I liked Rudd's comment about Howard and black-and-white television, but if you didn't then I suppose it doesn't count. Not having been to dinner with Costello I find him smug and snide, but all those unwritten puff-pieces might (not) turn that around. Rudd has probably the same number of friends in Parliament that the aloof Whitlam had in 1972, or Fraser in 1975. Holt and Gorton were hail-fellow-well-met, and (in terms of electoral outcomes) so what?
There are also signs that Rudd shares some of the characteristics that made Hewson a poor political leader. He is a workaholic with a short temper, he is quick to blame others for mistakes and is apparently unwilling to listen to other points of view.

Many successful people have those same qualities - including John Howard.
He also has a tendency to drive his staff too hard.

Awwwwwwwwww. That's why Beazley never made it: all his staff thought they could just cruise and the government would fall into their laps. If you're going to beat John Howard you have to work harder than him, with fewer resources than Howard has. The Labor MP quoted above (with nothing better to do but take Koutsoukis to dinner) is obviously not considered useful in getting Labor into government, which taints his little aside with the whiff of sour grapes.
Rudd does not respect the intellect of most of his peers and doesn't mind showing it.

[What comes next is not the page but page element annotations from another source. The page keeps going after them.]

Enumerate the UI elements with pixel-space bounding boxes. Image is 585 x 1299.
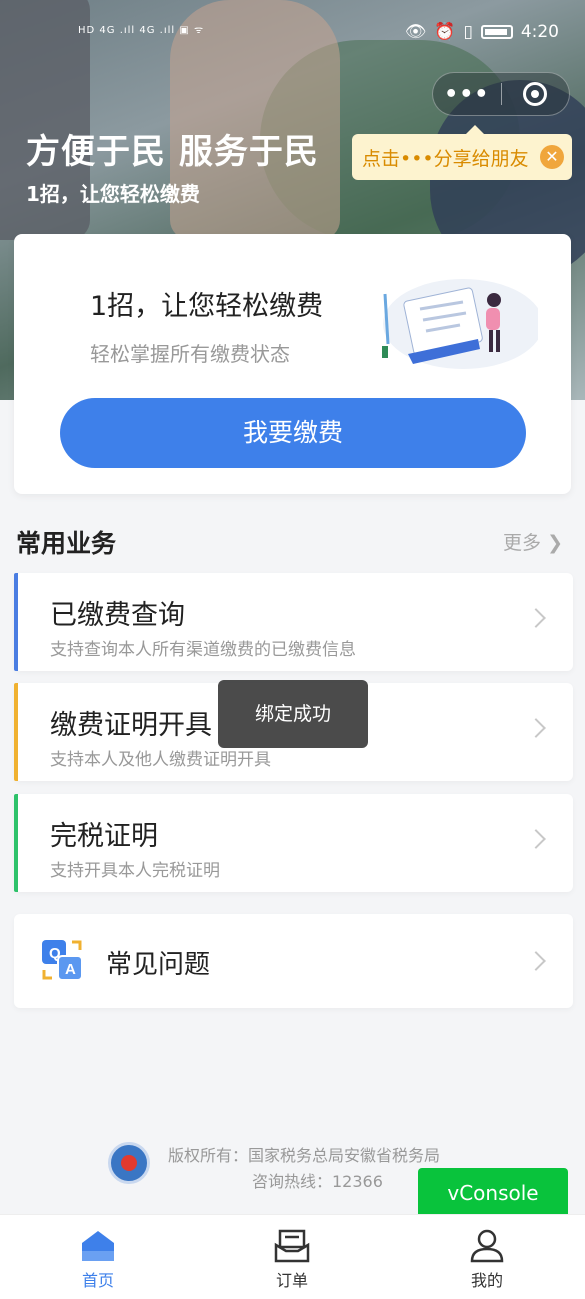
signal-indicators: HD 4G .ıll 4G .ıll ▣ ᯤ [78, 25, 205, 36]
payment-illustration [382, 279, 538, 369]
miniprogram-capsule: ••• [432, 72, 570, 116]
user-icon [470, 1229, 504, 1263]
battery-icon [480, 25, 513, 39]
hero-subtitle: 1招，让您轻松缴费 [26, 182, 200, 206]
service-desc: 支持本人及他人缴费证明开具 [50, 750, 271, 770]
service-item-tax-certificate[interactable]: 完税证明 支持开具本人完税证明 [14, 794, 573, 892]
faq-item[interactable]: Q A 常见问题 [14, 914, 573, 1008]
service-desc: 支持查询本人所有渠道缴费的已缴费信息 [50, 640, 356, 660]
accent-bar [14, 683, 18, 781]
alarm-icon: ⏰ [434, 22, 456, 42]
service-title: 缴费证明开具 [50, 710, 212, 741]
qa-icon: Q A [42, 940, 82, 980]
more-link[interactable]: 更多 ❯ [503, 528, 563, 555]
tab-label: 我的 [470, 1271, 503, 1290]
more-menu-button[interactable]: ••• [433, 82, 501, 107]
pay-card-title: 1招，让您轻松缴费 [90, 291, 324, 322]
toast-message: 绑定成功 [218, 680, 368, 748]
eye-icon: 👁 [404, 22, 427, 42]
more-label: 更多 [503, 532, 542, 554]
chevron-right-icon [526, 718, 546, 738]
accent-bar [14, 794, 18, 892]
share-tip-text: 点击•••分享给朋友 [362, 147, 529, 170]
service-item-paid-query[interactable]: 已缴费查询 支持查询本人所有渠道缴费的已缴费信息 [14, 573, 573, 671]
share-tip-close-icon[interactable]: ✕ [540, 145, 564, 169]
target-icon [523, 82, 548, 106]
accent-bar [14, 573, 18, 671]
chevron-right-icon: ❯ [547, 532, 563, 554]
vibrate-icon: ▯ [463, 22, 473, 42]
tax-bureau-emblem-icon [108, 1142, 150, 1184]
home-icon [82, 1231, 114, 1261]
tab-label: 订单 [275, 1271, 308, 1290]
service-title: 完税证明 [50, 821, 158, 852]
tab-bar: 首页 订单 我的 [0, 1214, 585, 1299]
copyright-text: 版权所有：国家税务总局安徽省税务局 [168, 1146, 441, 1165]
status-bar: HD 4G .ıll 4G .ıll ▣ ᯤ 👁 ⏰ ▯ 4:20 [0, 22, 585, 52]
close-miniprogram-button[interactable] [502, 82, 570, 106]
chevron-right-icon [526, 829, 546, 849]
tab-label: 首页 [81, 1271, 114, 1290]
hero-title: 方便于民 服务于民 [26, 132, 319, 172]
service-title: 已缴费查询 [50, 600, 185, 631]
clock-time: 4:20 [520, 22, 559, 42]
pay-button[interactable]: 我要缴费 [60, 398, 526, 468]
tab-mine[interactable]: 我的 [437, 1229, 537, 1291]
pay-card: 1招，让您轻松缴费 轻松掌握所有缴费状态 我要缴费 [14, 234, 571, 494]
pay-card-desc: 轻松掌握所有缴费状态 [90, 342, 290, 366]
order-icon [274, 1229, 310, 1263]
service-desc: 支持开具本人完税证明 [50, 861, 220, 881]
section-title: 常用业务 [16, 529, 117, 558]
chevron-right-icon [526, 608, 546, 628]
tab-home[interactable]: 首页 [48, 1229, 148, 1291]
share-tip: 点击•••分享给朋友 ✕ [352, 125, 572, 180]
hotline-text: 咨询热线：12366 [252, 1172, 383, 1191]
vconsole-button[interactable]: vConsole [418, 1168, 568, 1218]
faq-title: 常见问题 [106, 950, 211, 980]
chevron-right-icon [526, 951, 546, 971]
tab-orders[interactable]: 订单 [242, 1229, 342, 1291]
status-right: 👁 ⏰ ▯ 4:20 [405, 22, 559, 42]
svg-text:A: A [65, 961, 76, 978]
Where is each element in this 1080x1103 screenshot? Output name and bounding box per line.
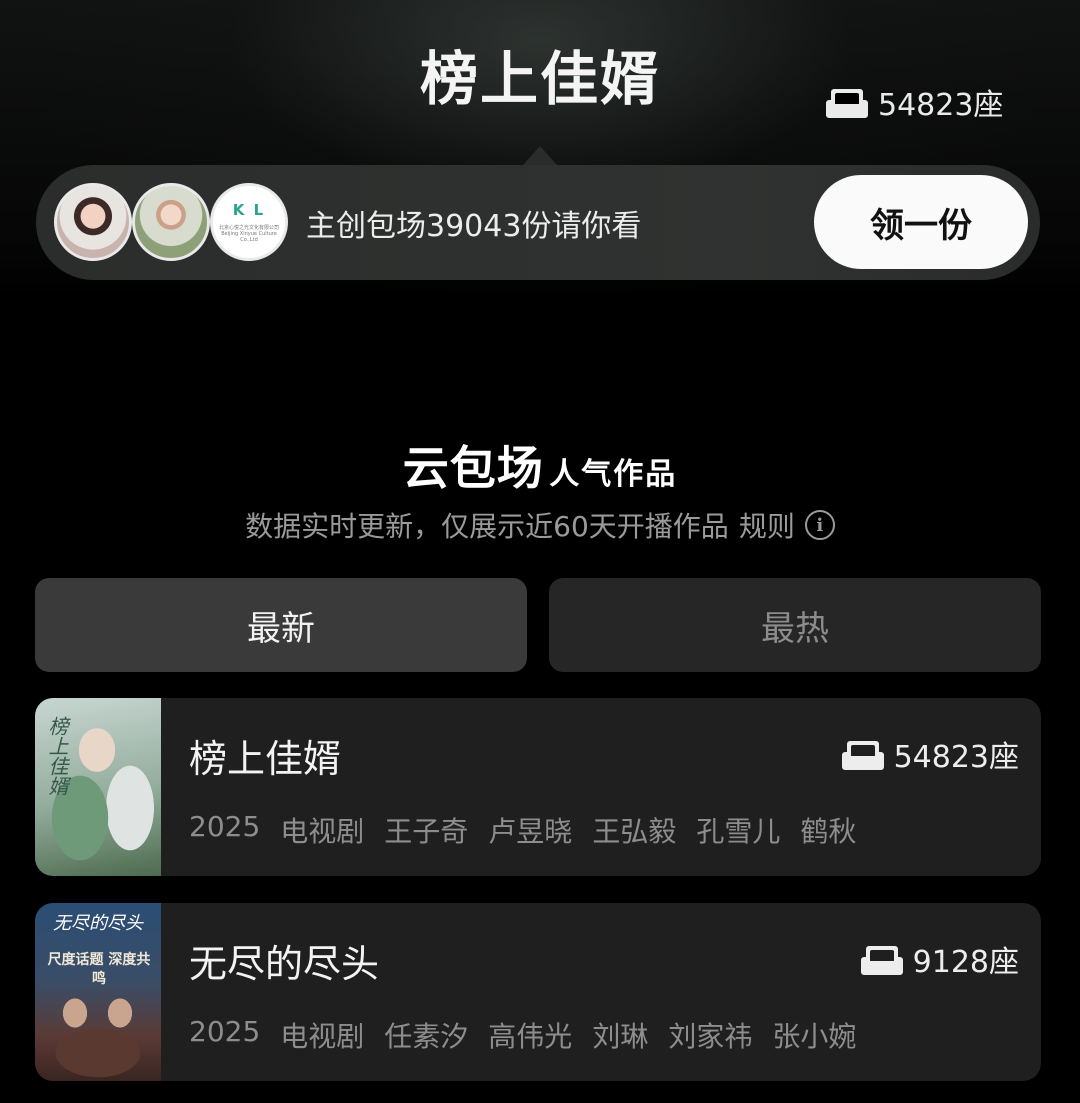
work-meta: 2025 电视剧 王子奇 卢昱晓 王弘毅 孔雪儿 鹤秋 [189, 810, 856, 850]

Depends who you regard as Rudd's peers, really. He's more clever than most of these, for sure.
Conversely, Rudd doesn't seem to command the sort of respect from the caucus that a good leader should have.

I think you mean "besides" rather than "conversely". If he gets them into government they'll respect him just fine. Conversely (note proper use of that word), watch how the massive respect for Howard and Costello will evaporate if the Coalition comes up short.
No political leader in Australian history who has taken over as opposition leader immediately after his party has lost government has gone on to become prime minister.

Hooray! This is the second cogent point in this article. It may dispel the myth that a one-term government is possible. That's two nuggets in a pile of dross. C'mon Jase, now for the big finish:
If Howard loses, and Costello becomes opposition leader, the chances are he will never make it.

Costello will only make it to the Prime Ministership if John Howard dies between now and the next election. Otherwise, for the reasons stated earlier (his own gutlessness and unpopularity) he won't.

UPDATE: Christian Kerr, bless 'im, also takes Koutsoukis on at Crikey.